8. La période à considérer a débuté le 5 mai 1986 et était encore pendante au 19 février 1999.
9. Elle avait, à cette date, déjà duré plus de douze ans et neuf mois, pour une instance.
10. La Cour rappelle avoir constaté dans quatre arrêts du 28 juillet 1999 (voir, par exemple, l’arrêt Bottazzi c. Italie à paraître dans le recueil officiel de la Cour, § 22) l’existence en Italie d’une pratique contraire à la Convention résultant d’une accumulation de manquements à l’exigence du « délai raisonnable ». Dans la mesure où la cour constate un tel manquement, cette accumulation constitue une circonstance aggravante de la violation de l’article 6 § 1.
Ayant examiné les faits de la cause à la lumière des arguments des parties et compte tenu de sa jurisprudence en la matière, la Cour estime que la durée de la procédure litigieuse ne répond pas à l’exigence du « délai raisonnable » et qu’il y a là encore une manifestation de la pratique précitée.
Partant, il y a eu violation de l’article 6 § 1.
II.Sur l’application de l’article 41 DE LA Convention
11. Aux termes de l’article 41 de la Convention,
« Si la Cour déclare qu’il y a eu violation de la Convention ou de ses protocoles, et si le droit interne de la Haute Partie contractante ne permet d’effacer qu’imparfaitement les conséquences de cette violation, la Cour accorde à la partie lésée, s’il y a lieu, une satisfaction équitable. »
A.Dommage
12. La requérante réclame 50 000 000 lires italiennes (ITL) au titre du préjudice matériel et moral qu'elle aurait subis.
13. La Cour, après avoir pris en considération les observations présentées par le Gouvernement, considère qu’il y a lieu d'octroyer à la requérante 36 000 000 ITL.
B.Frais et dépens
14. La requérante s’en remet à la Cour pour les frais et dépens encourus devant la Cour.

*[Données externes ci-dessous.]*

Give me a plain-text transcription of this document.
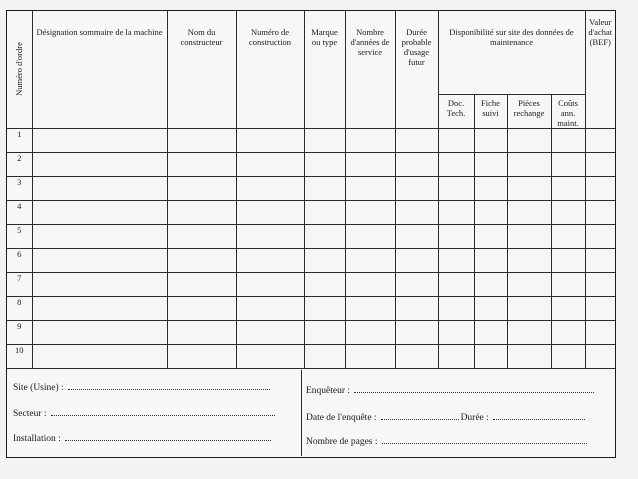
Numéro d'ordre	Désignation sommaire de la machine	Nom du constructeur	Numéro de construction	Marque ou type	Nombre d'années de service	Durée probable d'usage futur	Disponibilité sur site des données de maintenance				Valeur d'achat (BEF)

							Doc. Tech.	Fiche suivi	Pièces rechange	Coûts ann. maint.	

1											
2											
3											
4											
5											
6											
7											
8											
9											
10											
Site (Usine) :
Secteur :
Installation :
Enquêteur :
Date de l'enquête :	Durée :
Nombre de pages :
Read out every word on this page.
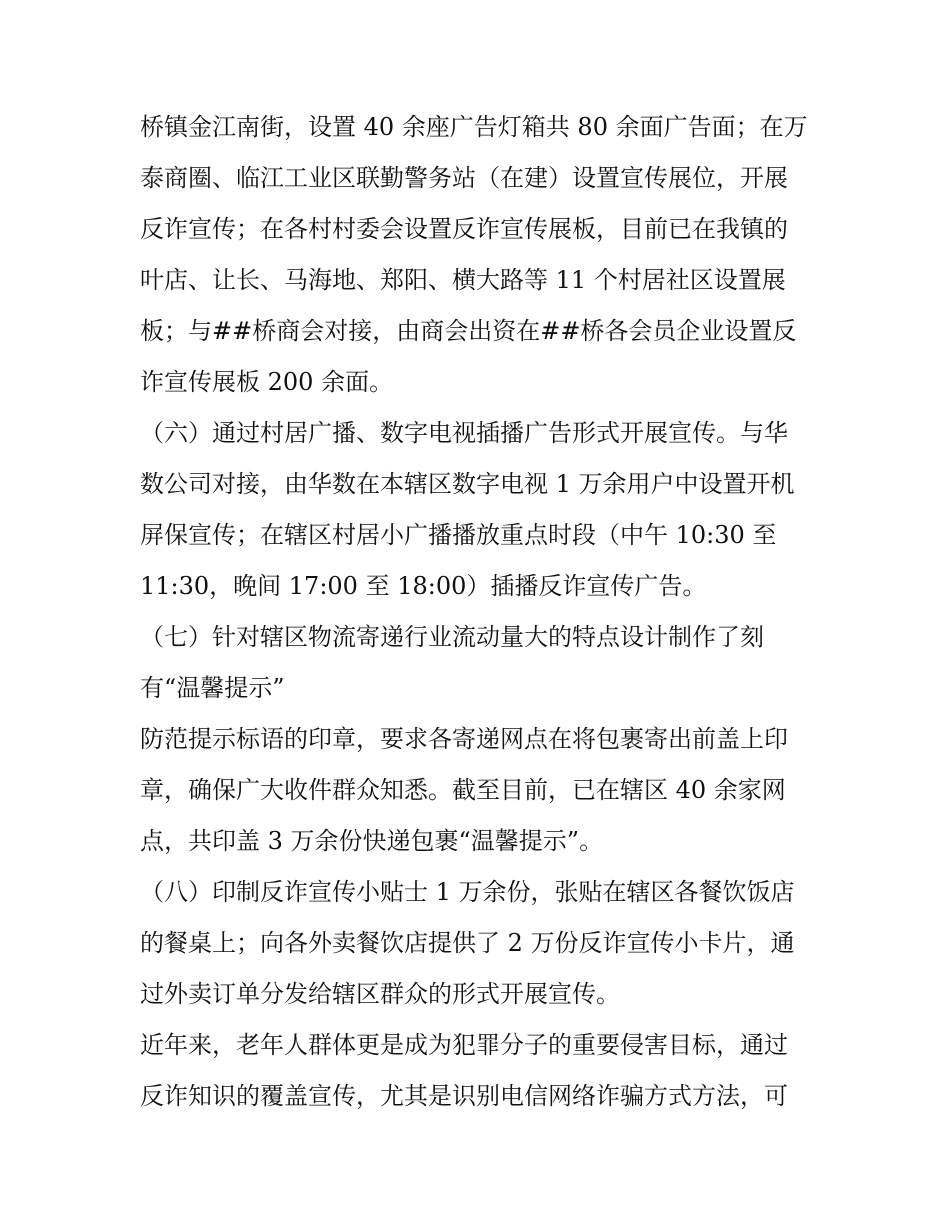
桥镇金江南街，设置 40 余座广告灯箱共 80 余面广告面；在万
泰商圈、临江工业区联勤警务站（在建）设置宣传展位，开展
反诈宣传；在各村村委会设置反诈宣传展板，目前已在我镇的
叶店、让长、马海地、郑阳、横大路等 11 个村居社区设置展
板；与##桥商会对接，由商会出资在##桥各会员企业设置反
诈宣传展板 200 余面。
（六）通过村居广播、数字电视插播广告形式开展宣传。与华
数公司对接，由华数在本辖区数字电视 1 万余用户中设置开机
屏保宣传；在辖区村居小广播播放重点时段（中午 10:30 至
11:30，晚间 17:00 至 18:00）插播反诈宣传广告。
（七）针对辖区物流寄递行业流动量大的特点设计制作了刻
有“温馨提示”
防范提示标语的印章，要求各寄递网点在将包裹寄出前盖上印
章，确保广大收件群众知悉。截至目前，已在辖区 40 余家网
点，共印盖 3 万余份快递包裹“温馨提示”。
（八）印制反诈宣传小贴士 1 万余份，张贴在辖区各餐饮饭店
的餐桌上；向各外卖餐饮店提供了 2 万份反诈宣传小卡片，通
过外卖订单分发给辖区群众的形式开展宣传。
近年来，老年人群体更是成为犯罪分子的重要侵害目标，通过
反诈知识的覆盖宣传，尤其是识别电信网络诈骗方式方法，可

15. Selon la jurisprudence de la Cour, un requérant ne peut obtenir le remboursement de ses frais et dépens que dans la mesure où se trouvent établis leur réalité, leur nécessité et le caractère raisonnable de leur taux (voir, par exemple, l’arrêt Bottazzi précité, § 30). En l’espèce, prenant en considération les observations présentées par le Gouvernement et compte tenu des éléments en sa possession et des critères susmentionnés, la Cour estime raisonnable la somme de 4 500 000 ITL au titre des frais et dépens pour la procédure devant la Cour et l’accorde à la requérante.
C.Intérêts moratoires
16. Selon les informations dont dispose la Cour, le taux d’intérêt légal applicable en Italie à la date d’adoption du présent arrêt était de 2,5 % l’an.
Par ces motifs, la Cour, à l’unanimité,
1.Dit qu’il y a eu violation de l’article 6 § 1 de la Convention ;
2.Dit,
a)que l’Etat défendeur doit verser à la requérante, dans les trois mois à compter du jour où l’arrêt est devenu définitif conformément à l’article 44 § 2 de la Convention, 36 000 000 (trente-six millions) lires italiennes pour dommage moral et 4 500 000 (quatre millions cinq cent mille) lires italiennes pour frais et dépens ;
b)que ces montants seront à majorer d’un intérêt simple de 2,5 % l’an à compter de l’expiration dudit délai et jusqu’au versement ;
3.Rejette la demande de satisfaction équitable pour le surplus.
Fait en français, puis communiqué par écrit le 25 janvier 2000, en application de l’article 77 §§ 2 et 3 du règlement.